Mortgage spreads firmed up on Wednesday as Treasurys sold off prompted by another round of supply worries. These market jitters resulted from the vague details of President Barack Obama's housing plan.
Lower coupons were substantially tighter - even in the face of more than $2 billion in supply - while higher coupons were weaker because of the increased prepayment risks associated with the latest plan.
There is still a lot about the housing program for the MBS market to digest, and even its haste to move down in coupon was a bit of a knee-jerk reaction based on traditional thinking. At the moment, it is very unclear how much the plan will alleviate problems in the housing market and to what extent credit-impaired borrowers will be helped and how soon. The Federal Open Market Committee (FOMC) downgraded its outlook for the economy - which further added uncertainty to how much benefit the housing market will receive from the plan.
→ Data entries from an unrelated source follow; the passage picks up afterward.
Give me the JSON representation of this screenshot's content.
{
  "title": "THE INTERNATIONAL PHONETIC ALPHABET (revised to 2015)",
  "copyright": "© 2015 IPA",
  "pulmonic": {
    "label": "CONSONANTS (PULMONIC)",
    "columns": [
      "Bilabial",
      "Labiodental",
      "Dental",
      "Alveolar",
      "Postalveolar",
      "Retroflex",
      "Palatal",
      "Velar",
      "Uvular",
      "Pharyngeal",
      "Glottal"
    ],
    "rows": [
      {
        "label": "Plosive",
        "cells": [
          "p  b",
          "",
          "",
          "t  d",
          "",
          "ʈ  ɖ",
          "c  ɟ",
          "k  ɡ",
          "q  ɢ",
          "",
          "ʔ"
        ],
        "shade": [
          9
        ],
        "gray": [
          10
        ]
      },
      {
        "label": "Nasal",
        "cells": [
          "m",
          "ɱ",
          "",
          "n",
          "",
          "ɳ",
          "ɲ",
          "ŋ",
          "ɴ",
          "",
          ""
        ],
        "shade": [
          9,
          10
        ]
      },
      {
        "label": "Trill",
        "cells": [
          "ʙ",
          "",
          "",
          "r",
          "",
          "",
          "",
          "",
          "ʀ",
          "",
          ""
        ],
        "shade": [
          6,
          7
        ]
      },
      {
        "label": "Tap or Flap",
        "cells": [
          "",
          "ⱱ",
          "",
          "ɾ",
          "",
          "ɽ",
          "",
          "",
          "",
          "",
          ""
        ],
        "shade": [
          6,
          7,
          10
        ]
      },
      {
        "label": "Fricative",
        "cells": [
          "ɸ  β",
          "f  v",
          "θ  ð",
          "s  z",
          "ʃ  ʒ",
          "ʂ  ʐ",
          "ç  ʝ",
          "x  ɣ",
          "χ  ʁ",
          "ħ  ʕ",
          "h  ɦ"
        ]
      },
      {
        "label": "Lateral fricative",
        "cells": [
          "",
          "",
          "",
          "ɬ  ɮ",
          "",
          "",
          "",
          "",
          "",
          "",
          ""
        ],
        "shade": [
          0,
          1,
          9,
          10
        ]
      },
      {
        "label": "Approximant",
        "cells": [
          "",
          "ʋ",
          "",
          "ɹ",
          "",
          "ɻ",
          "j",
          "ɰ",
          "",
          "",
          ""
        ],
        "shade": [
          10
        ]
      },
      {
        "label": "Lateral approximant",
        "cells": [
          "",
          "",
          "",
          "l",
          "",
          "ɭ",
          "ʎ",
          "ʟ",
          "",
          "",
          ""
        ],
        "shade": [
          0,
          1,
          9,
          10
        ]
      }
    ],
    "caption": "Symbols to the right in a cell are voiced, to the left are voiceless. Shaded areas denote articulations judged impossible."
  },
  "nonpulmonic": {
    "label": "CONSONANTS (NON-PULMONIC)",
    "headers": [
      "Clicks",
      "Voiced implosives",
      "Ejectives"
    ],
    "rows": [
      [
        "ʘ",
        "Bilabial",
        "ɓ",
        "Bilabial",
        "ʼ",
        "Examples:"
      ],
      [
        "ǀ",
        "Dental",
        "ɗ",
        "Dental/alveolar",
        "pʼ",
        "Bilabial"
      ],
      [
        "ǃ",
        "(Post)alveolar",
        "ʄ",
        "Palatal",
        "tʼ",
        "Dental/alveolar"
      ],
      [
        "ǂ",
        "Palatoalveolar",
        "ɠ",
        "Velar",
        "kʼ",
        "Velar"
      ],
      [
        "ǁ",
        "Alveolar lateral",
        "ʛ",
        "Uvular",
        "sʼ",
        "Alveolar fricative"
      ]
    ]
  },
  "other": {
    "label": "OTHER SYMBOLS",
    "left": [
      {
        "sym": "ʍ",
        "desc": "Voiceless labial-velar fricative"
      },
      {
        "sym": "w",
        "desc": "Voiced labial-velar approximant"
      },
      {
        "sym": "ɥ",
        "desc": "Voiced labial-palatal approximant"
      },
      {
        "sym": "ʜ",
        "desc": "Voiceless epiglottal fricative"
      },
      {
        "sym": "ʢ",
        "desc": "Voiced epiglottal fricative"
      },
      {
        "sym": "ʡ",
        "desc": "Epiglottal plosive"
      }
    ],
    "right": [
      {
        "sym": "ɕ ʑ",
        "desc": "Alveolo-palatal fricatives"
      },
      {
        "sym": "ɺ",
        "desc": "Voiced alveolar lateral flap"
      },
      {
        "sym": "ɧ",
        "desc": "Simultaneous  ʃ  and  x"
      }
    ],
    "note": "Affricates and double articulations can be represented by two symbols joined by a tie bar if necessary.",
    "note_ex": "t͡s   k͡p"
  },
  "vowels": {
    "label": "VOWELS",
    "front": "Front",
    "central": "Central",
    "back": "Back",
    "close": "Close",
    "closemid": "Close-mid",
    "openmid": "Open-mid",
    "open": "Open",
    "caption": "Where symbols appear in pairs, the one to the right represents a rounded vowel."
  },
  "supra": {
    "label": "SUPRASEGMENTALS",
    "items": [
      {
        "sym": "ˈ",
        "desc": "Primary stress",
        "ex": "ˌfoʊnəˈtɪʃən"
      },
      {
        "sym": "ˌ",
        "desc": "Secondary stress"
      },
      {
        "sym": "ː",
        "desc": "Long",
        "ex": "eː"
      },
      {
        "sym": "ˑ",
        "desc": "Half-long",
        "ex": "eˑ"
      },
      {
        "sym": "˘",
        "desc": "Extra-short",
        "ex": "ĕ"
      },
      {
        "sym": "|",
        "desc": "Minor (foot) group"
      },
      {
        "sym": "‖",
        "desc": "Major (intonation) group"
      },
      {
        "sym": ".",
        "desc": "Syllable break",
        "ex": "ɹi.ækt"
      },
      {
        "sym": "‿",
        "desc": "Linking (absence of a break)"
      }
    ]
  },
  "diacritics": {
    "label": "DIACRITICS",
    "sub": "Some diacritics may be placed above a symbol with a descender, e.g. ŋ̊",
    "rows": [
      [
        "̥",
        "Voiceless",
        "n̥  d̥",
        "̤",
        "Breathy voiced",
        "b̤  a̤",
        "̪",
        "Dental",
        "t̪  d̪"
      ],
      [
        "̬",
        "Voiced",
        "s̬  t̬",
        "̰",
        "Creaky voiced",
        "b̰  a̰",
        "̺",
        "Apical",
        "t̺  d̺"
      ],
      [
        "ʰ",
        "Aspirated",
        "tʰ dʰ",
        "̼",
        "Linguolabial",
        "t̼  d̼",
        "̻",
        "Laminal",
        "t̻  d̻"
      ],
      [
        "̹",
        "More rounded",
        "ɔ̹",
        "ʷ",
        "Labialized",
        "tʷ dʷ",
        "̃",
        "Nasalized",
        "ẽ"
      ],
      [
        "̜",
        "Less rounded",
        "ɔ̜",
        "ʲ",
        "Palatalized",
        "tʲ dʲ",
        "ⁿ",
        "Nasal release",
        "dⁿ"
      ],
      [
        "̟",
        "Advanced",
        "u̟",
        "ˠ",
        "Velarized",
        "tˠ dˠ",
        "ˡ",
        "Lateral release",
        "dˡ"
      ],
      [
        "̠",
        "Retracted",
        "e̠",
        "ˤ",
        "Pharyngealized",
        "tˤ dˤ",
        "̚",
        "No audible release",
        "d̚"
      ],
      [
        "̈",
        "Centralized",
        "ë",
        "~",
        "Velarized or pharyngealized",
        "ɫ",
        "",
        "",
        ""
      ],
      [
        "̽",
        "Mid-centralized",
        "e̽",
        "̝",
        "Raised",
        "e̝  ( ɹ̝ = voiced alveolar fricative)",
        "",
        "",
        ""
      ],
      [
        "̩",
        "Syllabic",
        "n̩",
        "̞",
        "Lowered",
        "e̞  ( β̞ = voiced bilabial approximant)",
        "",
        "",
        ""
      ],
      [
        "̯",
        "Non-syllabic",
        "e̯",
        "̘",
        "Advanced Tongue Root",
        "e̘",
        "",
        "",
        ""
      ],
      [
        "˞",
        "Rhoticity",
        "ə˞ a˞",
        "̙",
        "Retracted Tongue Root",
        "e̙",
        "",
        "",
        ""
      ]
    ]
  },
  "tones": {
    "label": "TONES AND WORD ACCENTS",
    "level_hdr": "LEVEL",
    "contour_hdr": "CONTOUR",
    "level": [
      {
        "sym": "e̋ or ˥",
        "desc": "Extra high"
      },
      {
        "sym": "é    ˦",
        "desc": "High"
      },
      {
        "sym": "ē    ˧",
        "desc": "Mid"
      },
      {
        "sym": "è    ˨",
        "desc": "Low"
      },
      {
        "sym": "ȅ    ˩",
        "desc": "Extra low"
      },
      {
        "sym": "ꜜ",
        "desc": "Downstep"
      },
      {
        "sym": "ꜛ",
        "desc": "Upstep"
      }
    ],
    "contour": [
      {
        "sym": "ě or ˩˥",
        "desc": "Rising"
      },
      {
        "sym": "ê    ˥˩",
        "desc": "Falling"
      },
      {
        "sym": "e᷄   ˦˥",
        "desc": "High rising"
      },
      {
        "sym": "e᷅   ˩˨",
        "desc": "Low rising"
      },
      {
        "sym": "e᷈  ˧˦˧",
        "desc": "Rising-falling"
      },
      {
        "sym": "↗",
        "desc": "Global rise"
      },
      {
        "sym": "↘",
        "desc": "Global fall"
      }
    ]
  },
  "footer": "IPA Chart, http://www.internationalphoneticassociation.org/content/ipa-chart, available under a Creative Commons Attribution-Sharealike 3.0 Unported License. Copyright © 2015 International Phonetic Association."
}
The FOMC's revised forecast now projects GDP to contract up to 1.9% in 2009 compared with a previous expectation of up to 1% growth. It also estimates unemployment to reach as high as 8.8% versus the low to mid-7% area projected in October.
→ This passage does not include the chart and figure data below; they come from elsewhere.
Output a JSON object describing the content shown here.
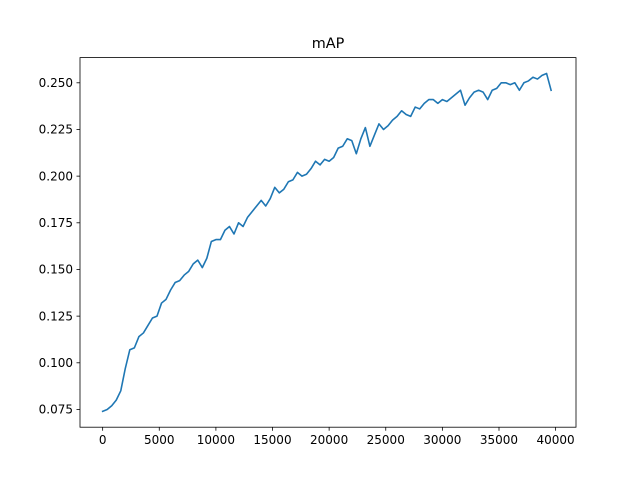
{
  "chart_data": {
    "type": "line",
    "title": "mAP",
    "xlabel": "",
    "ylabel": "",
    "xlim": [
      -2000,
      41800
    ],
    "ylim": [
      0.0655,
      0.2635
    ],
    "grid": false,
    "legend": "none",
    "x_ticks": [
      0,
      5000,
      10000,
      15000,
      20000,
      25000,
      30000,
      35000,
      40000
    ],
    "x_tick_labels": [
      "0",
      "5000",
      "10000",
      "15000",
      "20000",
      "25000",
      "30000",
      "35000",
      "40000"
    ],
    "y_ticks": [
      0.075,
      0.1,
      0.125,
      0.15,
      0.175,
      0.2,
      0.225,
      0.25
    ],
    "y_tick_labels": [
      "0.075",
      "0.100",
      "0.125",
      "0.150",
      "0.175",
      "0.200",
      "0.225",
      "0.250"
    ],
    "series": [
      {
        "color": "#1f77b4",
        "x": [
          0,
          400,
          800,
          1200,
          1600,
          2000,
          2400,
          2800,
          3200,
          3600,
          4000,
          4400,
          4800,
          5200,
          5600,
          6000,
          6400,
          6800,
          7200,
          7600,
          8000,
          8400,
          8800,
          9200,
          9600,
          10000,
          10400,
          10800,
          11200,
          11600,
          12000,
          12400,
          12800,
          13200,
          13600,
          14000,
          14400,
          14800,
          15200,
          15600,
          16000,
          16400,
          16800,
          17200,
          17600,
          18000,
          18400,
          18800,
          19200,
          19600,
          20000,
          20400,
          20800,
          21200,
          21600,
          22000,
          22400,
          22800,
          23200,
          23600,
          24000,
          24400,
          24800,
          25200,
          25600,
          26000,
          26400,
          26800,
          27200,
          27600,
          28000,
          28400,
          28800,
          29200,
          29600,
          30000,
          30400,
          30800,
          31200,
          31600,
          32000,
          32400,
          32800,
          33200,
          33600,
          34000,
          34400,
          34800,
          35200,
          35600,
          36000,
          36400,
          36800,
          37200,
          37600,
          38000,
          38400,
          38800,
          39200,
          39600
        ],
        "y": [
          0.074,
          0.075,
          0.077,
          0.08,
          0.085,
          0.097,
          0.107,
          0.108,
          0.114,
          0.116,
          0.12,
          0.124,
          0.125,
          0.132,
          0.134,
          0.139,
          0.143,
          0.144,
          0.147,
          0.149,
          0.153,
          0.155,
          0.151,
          0.156,
          0.165,
          0.166,
          0.166,
          0.171,
          0.173,
          0.169,
          0.175,
          0.173,
          0.178,
          0.181,
          0.184,
          0.187,
          0.184,
          0.188,
          0.194,
          0.191,
          0.193,
          0.197,
          0.198,
          0.202,
          0.2,
          0.201,
          0.204,
          0.208,
          0.206,
          0.209,
          0.208,
          0.21,
          0.215,
          0.216,
          0.22,
          0.219,
          0.212,
          0.22,
          0.226,
          0.216,
          0.222,
          0.228,
          0.225,
          0.227,
          0.23,
          0.232,
          0.235,
          0.233,
          0.232,
          0.237,
          0.236,
          0.239,
          0.241,
          0.241,
          0.239,
          0.241,
          0.24,
          0.242,
          0.244,
          0.246,
          0.238,
          0.242,
          0.245,
          0.246,
          0.245,
          0.241,
          0.246,
          0.247,
          0.25,
          0.25,
          0.249,
          0.25,
          0.246,
          0.25,
          0.251,
          0.253,
          0.252,
          0.254,
          0.255,
          0.246
        ]
      }
    ]
  }
}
Minutes from the January FOMC meeting highlighted the committee's concerns regarding an economic turnaround this year, and the best case is for some improvement to begin showing late in 2009.
Refinancing Activity Jumps
Mortgage application activity jumped 45.7% in the week ending Feb. 13 in response to lower mortgage rates. The Mortgage Bankers Association reported that the average contract interest rate for 30-year fixed mortgages declined 20 basis points to 4.99%. This is the lowest level since the week ending Jan. 9, when it fell to 4.89%, which pushed the Refinance Index 26% higher to 7414.
In this latest drop below 5%, the Refinance Index surged 64.3% to 4472.9 following a 30% plunge in the previous week as mortgage rates jumped. Meanwhile, the Purchase Index rose 9.1% to 257.3.
As a percent of total application activity, refinancing share increased to 74.2% from 66.7% previously. ARM share fell to 1.7% from 2.5%.
Mortgages outperformed Treasurys month-to-date through Feb. 17, according to Barclays Capital. Excess return on the MBS Index was 59 basis points compared to negative 163 basis points on the ABS Index, negative 72 basis points on CMBS and 39 basis points on corporates.
MBS analysts' tone was more weighted toward neutral on the mortgage basis last week. For example, Bank of America Securities turned neutral on the mortgage basis versus Treasurys. Analysts found only limited upside in the sector for several reasons, such as somewhat tighter mortgage spreads. They also noted the potential for a sharp rate backup from current levels, causing mortgage market convexity to worsen and implied volatility to rise. If rates rally strongly, mortgages will also not be able to keep up with Treasurys because of the limited upside in MBS prices, the increased risk of domestic bank selling of agency MBS, the attractive valuations in alternative sectors and the uncertain overseas demand. Overseas demand could dip because of the declining U.S. trade deficit, lower petrodollars and Asian domestic fiscal stimulus programs.
Deutsche Bank Securities analysts were also neutral on the mortgage basis amid concerns of increased bank selling if the mortgage market reaches a $103-16 level and limited declines in volatility based on economic uncertainty. Credit Suisse analysts also mentioned hedging challenges, spreads near the tight end of their recent range and challenges in a rally - which kept them neutral.
Barclays Capital, however, remained overweight on the basis due to the Fed's presence in the MBS market and the belief that the call risk that is being priced into the market is overdone.
There have been upward revisions in the past week by some Wall Street analysts to February's prepayment outlook. Speeds are now projected to increase slightly over 20% with paydowns estimated in the mid-$90 billion area. Speeds initially had been estimated to increase about half as much. The largest percentage increases in terms of vintage are 2008, by coupon in 5s and 5.5s and also in 6s for GNMAs. The 6.5%s are estimated to increase between 11% and 13%; on 7% vintages, FNMAs are estimated to increase around 18%, while GNMAs are projected to slow in 2007 and 2006 vintages while increasing 21% in 2008. March and April, conventional speeds are expected to slow less than 10%, while GNMAs are projected to increase modestly in both months.
Credit Suisse analysts commented on the lack of response on seasoned vintages, specifically in 2003 to 2005. They believe "fundamental factors such as differences in average loan balance, WAC and SATO explain a significant portion of the differences in response between newer and seasoned vintages." As a result, they think slower prepayment speeds on seasoned vintages will likely persist.
However, prepayments on credit-impaired agency MBS could begin to increase under the Treasury's financial stability plan. Prepayments for these loans would be a negative for mortgages, noted Deutsche Bank analysts, and also negative for the banking sector, "since higher prepayments along with new low-coupon origination would serve to reduce net interest margins," they said.